Clay Johnson, the Office of Management and Budgets deputy director for management, sent a memo to heads of agencies requiring the use of the system by 2009.
When fully utilized, ITDS will help us reduce redundant information collections, efficiently regulate the flow of commerce and effectively enforce international trade laws, Johnson said in the memo.
The International Trade Data System (ITDS) is part of the Automated Commerce Environment, run by the Homeland Security Departments Customs and Border Protection directorate, and several agencies already use it.
ITDS, according to its Web site, helps participating agencies produce and maintain standard data related to international trade and border regulatory and enforcement processes. Agencies eventually will submit this data to ACE.
The goal of this data harmonization effort is to support the ITDS vision of a seamless automated approach to federal regulation at our borders, the Web site states.
In 2006, according to ITDS, agencies filed more than 31.3 million customs entries for imported shipments. Approximately, 30 percent of those shipments involved regulation by government agencies other than CBP, the Web site states.

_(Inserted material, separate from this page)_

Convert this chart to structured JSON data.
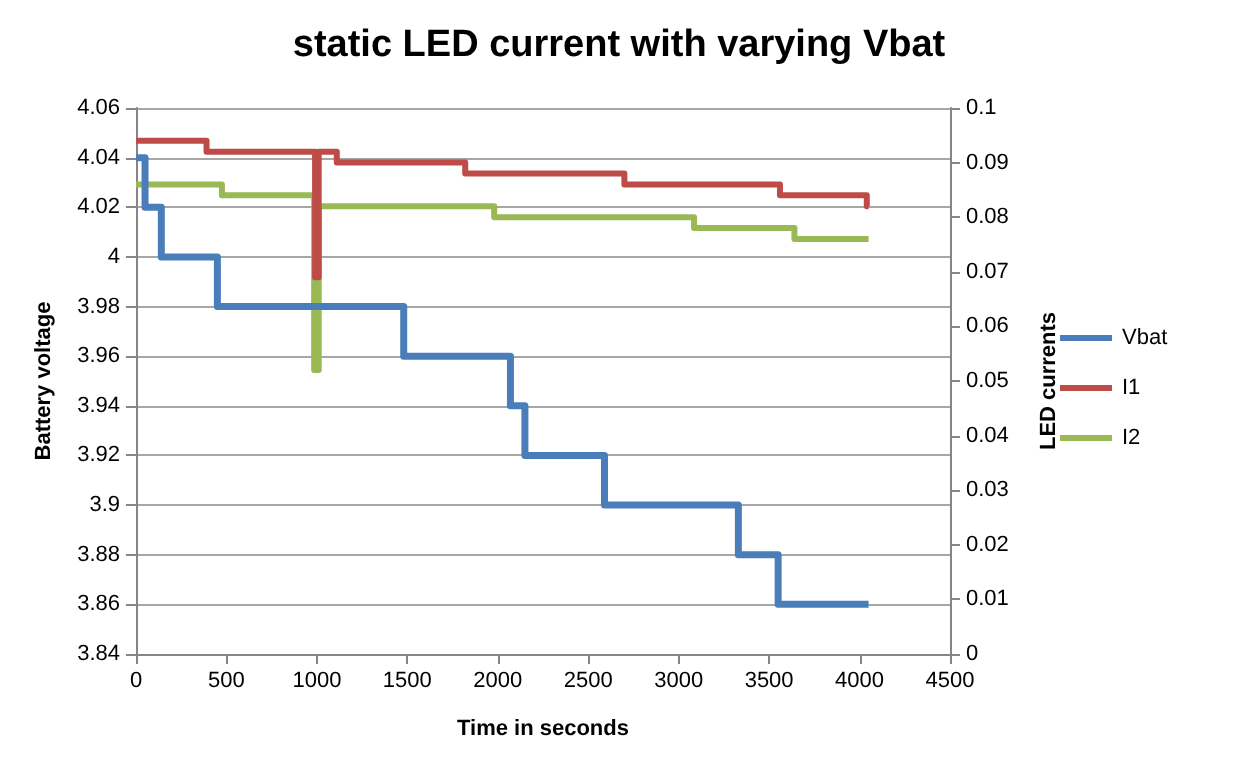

Agencies using ITDS will have real-time access to this information to meet their regulatory or statistical requirements, according to the Web site.
The SAFE Port Act of 2006, signed into law in October 2006, mandates that all agencies requiring documentation of cargo clearing or licensing to use ITDS. The Web site says more than 30 agencies already use it.
OMB said agencies must assign a senior executive to participate in an interagency team led by Treasury and DHS.
OMBs decision to require agencies to use ITDS is a recommendation from a working group, which President Bush in a July executive order charged with reviewing and assessing current import safety procedures and methods, surveying authorities and practices of agencies and outlining steps to improve the safety of imports.
OMB will track agency progress through the Presidents Management Agenda, Johnson said.